Dans cette première intervention officielle depuis le déclenchement, samedi
après-midi, d'un coup d'Etat dont on ignorait dimanche s'il avait fait des victimes, le
général Bozizé a demandé à la population de "garder son calme" et de cesser
les pillages".
"Le président de la République vous remercie pour l'accueil chaleureux qui lui a
été réservé", a déclaré son porte-parole en langue nationale sango.
Plus tôt dans la matinée, le capitaine Mbaye avait déclaré sur Radio France
internationale (RFI) que la prise du pouvoir par les partisans de Bozizé était "un
fait accompli".
Les rebelles de l'ancien chef d'état-major des armées centrafricaines, contrôlaient
dimanche matin tous les points stratégiques de la capitale centrafricaine: Palais
présidentiel, aéroport, radio-télévision, grandes avenues.
Ils ont profité samedi de l'absence du président Patassé, qui se trouvait à Niamey
où il avait participé à un sommet de chefs d'Etats, pour attaquer Bangui, sans
rencontrer de réelle résistance. Aucun combat n'était signalé dimanche.
L'avion du président Patassé, qui devait regagner Bangui samedi après-midi a été
dérouté vers la capitale camerounaise, Yaoundé, en raison de la situation militaire en
Centrafrique.
Le chef de l'Etat centrafricain a passé la nuit à l'hôtel Hilton de Yaoundé, en
compagnie de son épouse et d'une délégation centrafricaine, après avoir été
accueilli par les autorités camerounaises. Il n'a fait aucune déclaration.
Un calme précaire régnait dimanche dans la capitale centrafricaine, après une nuit
troublée. Des centaines de Banguissois ont pillé des résidences abandonnées par des
dignitaires du régime, dont celles du président Patassé et du Premier ministre, Martin
Ziguélé, dont on était sans nouvelles.
Des habitations de ressortissants français, des commerces et des entreprises ont
également été pillés, selon des témoignages concordants receuillis par l'AFP.

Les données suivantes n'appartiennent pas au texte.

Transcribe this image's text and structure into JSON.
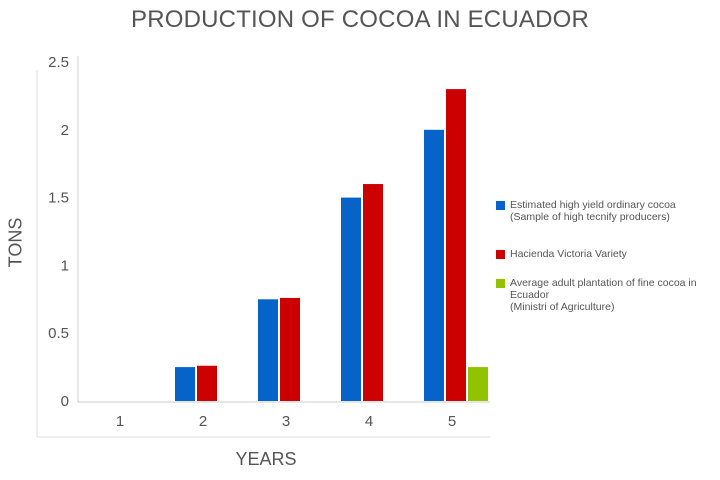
{
  "chart_data": {
    "type": "bar",
    "title": "PRODUCTION OF COCOA IN ECUADOR",
    "xlabel": "YEARS",
    "ylabel": "TONS",
    "categories": [
      "1",
      "2",
      "3",
      "4",
      "5"
    ],
    "yticks": [
      "0",
      "0.5",
      "1",
      "1.5",
      "2",
      "2.5"
    ],
    "ylim": [
      0,
      2.5
    ],
    "grid": false,
    "legend_position": "right",
    "series": [
      {
        "name": "Estimated high yield ordinary cocoa",
        "note": "(Sample of high tecnify producers)",
        "color": "#0563C9",
        "values": [
          0,
          0.25,
          0.75,
          1.5,
          2.0
        ]
      },
      {
        "name": "Hacienda Victoria Variety",
        "note": "",
        "color": "#CC0000",
        "values": [
          0,
          0.26,
          0.76,
          1.6,
          2.3
        ]
      },
      {
        "name": "Average adult plantation of fine cocoa in Ecuador",
        "note": "(Ministri of Agriculture)",
        "color": "#92C300",
        "values": [
          0,
          0,
          0,
          0,
          0.25
        ]
      }
    ]
  }
}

Des scènes de liesse saluant l'arrivée des rebelles ont également été signalées
dans certains quartiers populaires.
La France a condamné samedi soir "toute tentative armée de renverser un chef
d'Etat légitimement élu", dans un communiqué du ministère des Affaires
étrangères.
"Seule une solution politique permettra de sortir de la crise en
Centrafrique", a indiqué le Quai d'Orsay, insistant sur "la nécessité absolue
de respecter toutes les vies humaines".
La radio nationale centrafricaine, qui avait cesssé d'émettre samedi, peu après le
début de l'attaque rebelle, a repris ses émissions dimanche matin, diffusant d'abord de
la musique militaire.
Le porte-parole de la rébellion est ensuite intervenu sur les ondes de Radio
Centrafrique pour lire un premier communiqué officiel du "président" Bozizé,
dont on ignorait toujours avec certitude s'il se trouvait ou non physiquement à Bangui.
"Il est demandé à tous les militaires, gendarmes, et gardes de l'armée
nationale de rejoindre dans les plus brefs délais leurs casernes", a déclaré le
capitaine M'Baye, au nom du nouvel homme fort de Bangui.
La plupart des militaires loyalistes semblent s'être ralliés aux rebelles ou fondus
au sein de la population civile dès le déclenchement du coup d'Etat.
Le capitaine Mbaye a précisé que le général Bozizé voulait une "transition
collective", "pas du tout militaire", avec "tous les
centrafricains", et qu'il s'adresserait bientôt personnellement à la nation.